We can usually use electronegativity values to predict whether there will be ionic or covalent bonding. When there is a large difference then there will be ionic bonding and if the differences are relatively small there will be covalent bonding.
Between molecules you can sometimes get a force of attraction between the positive charge on one molecule and the negative charge on another. These are called Van de Waal forces and are the weakest intermolecular forces; they can therefore be very easily broken. The bigger the molecule and the bigger the points of contact between the molecules are, the larger the strength of the Wan de Waal forces. The bigger the forces are between the molecules the more energy is needed to overcome them, giving the substance and higher melting and boiling point.

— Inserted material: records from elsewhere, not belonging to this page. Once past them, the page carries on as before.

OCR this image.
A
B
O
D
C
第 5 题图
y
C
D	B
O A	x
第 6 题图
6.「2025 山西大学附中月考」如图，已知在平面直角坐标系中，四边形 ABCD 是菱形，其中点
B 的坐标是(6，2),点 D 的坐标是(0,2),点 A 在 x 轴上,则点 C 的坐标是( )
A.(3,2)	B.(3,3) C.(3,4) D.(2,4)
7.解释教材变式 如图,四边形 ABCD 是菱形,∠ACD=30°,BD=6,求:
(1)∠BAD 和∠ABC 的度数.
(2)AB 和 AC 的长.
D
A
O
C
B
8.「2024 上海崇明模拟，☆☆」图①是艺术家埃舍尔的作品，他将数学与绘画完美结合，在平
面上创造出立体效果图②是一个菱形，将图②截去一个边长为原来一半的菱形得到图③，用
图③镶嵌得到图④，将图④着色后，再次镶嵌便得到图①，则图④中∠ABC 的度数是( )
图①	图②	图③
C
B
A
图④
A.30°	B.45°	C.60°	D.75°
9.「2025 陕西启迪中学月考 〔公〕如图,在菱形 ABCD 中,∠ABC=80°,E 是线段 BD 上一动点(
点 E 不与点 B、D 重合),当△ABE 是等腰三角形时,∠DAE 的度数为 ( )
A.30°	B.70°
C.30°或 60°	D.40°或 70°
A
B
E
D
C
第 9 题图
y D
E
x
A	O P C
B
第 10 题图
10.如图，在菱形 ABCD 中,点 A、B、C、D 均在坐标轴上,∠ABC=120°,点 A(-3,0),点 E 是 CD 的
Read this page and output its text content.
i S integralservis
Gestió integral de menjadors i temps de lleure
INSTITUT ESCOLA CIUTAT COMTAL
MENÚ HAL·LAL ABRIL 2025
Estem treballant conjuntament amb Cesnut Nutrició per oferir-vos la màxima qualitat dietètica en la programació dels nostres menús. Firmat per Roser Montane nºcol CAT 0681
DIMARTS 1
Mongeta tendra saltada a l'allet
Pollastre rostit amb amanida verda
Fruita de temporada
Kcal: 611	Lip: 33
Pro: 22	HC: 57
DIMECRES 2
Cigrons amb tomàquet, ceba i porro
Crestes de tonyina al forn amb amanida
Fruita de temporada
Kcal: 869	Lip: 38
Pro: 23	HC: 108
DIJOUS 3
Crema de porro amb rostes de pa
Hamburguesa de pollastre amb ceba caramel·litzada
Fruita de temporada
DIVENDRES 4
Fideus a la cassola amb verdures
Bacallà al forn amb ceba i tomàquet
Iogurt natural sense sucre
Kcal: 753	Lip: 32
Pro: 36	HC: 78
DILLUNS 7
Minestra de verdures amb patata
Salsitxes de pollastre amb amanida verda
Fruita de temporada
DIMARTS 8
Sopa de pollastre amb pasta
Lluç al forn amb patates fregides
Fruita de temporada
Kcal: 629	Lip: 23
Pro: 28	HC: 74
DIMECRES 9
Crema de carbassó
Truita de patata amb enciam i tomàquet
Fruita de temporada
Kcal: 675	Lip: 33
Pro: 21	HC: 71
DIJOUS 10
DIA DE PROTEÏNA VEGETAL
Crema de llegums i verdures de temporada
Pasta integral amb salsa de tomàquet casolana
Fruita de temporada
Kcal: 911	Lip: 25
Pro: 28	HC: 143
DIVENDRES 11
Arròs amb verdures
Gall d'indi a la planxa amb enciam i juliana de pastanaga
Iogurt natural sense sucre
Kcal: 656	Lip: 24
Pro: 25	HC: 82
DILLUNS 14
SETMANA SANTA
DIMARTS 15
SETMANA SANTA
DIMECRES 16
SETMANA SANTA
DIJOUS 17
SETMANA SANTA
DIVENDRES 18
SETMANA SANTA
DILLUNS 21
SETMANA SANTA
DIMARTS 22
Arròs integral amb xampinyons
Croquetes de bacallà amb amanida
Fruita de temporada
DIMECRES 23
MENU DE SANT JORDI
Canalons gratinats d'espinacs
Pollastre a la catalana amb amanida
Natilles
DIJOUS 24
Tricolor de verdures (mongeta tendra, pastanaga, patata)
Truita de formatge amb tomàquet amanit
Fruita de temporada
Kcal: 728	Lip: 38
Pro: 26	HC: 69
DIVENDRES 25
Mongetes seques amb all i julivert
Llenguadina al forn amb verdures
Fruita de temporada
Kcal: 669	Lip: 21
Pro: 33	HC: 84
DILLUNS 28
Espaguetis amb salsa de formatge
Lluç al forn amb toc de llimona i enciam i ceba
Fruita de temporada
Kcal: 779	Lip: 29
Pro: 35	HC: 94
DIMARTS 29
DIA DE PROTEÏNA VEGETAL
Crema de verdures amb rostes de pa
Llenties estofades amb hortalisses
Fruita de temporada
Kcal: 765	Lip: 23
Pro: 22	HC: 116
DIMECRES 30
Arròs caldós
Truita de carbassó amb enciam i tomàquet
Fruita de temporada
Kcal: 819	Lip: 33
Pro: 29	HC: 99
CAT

There is another type of bonding and this is called metallic bonding, this type of bonding is the force of attraction between the delocalised electrons and the positive centres. The atoms of the elements are packed so closely together that some of their electrons begin to wander among the nuclei rather than orbiting the nucleus of a single atom. As the charge on the positive centre and the number of mobile electrons per atom both increase and the size of the positive centre decreases the strength of the metallic bond increases. As they have free electrons they conduct electricity very well in solid and liquid states.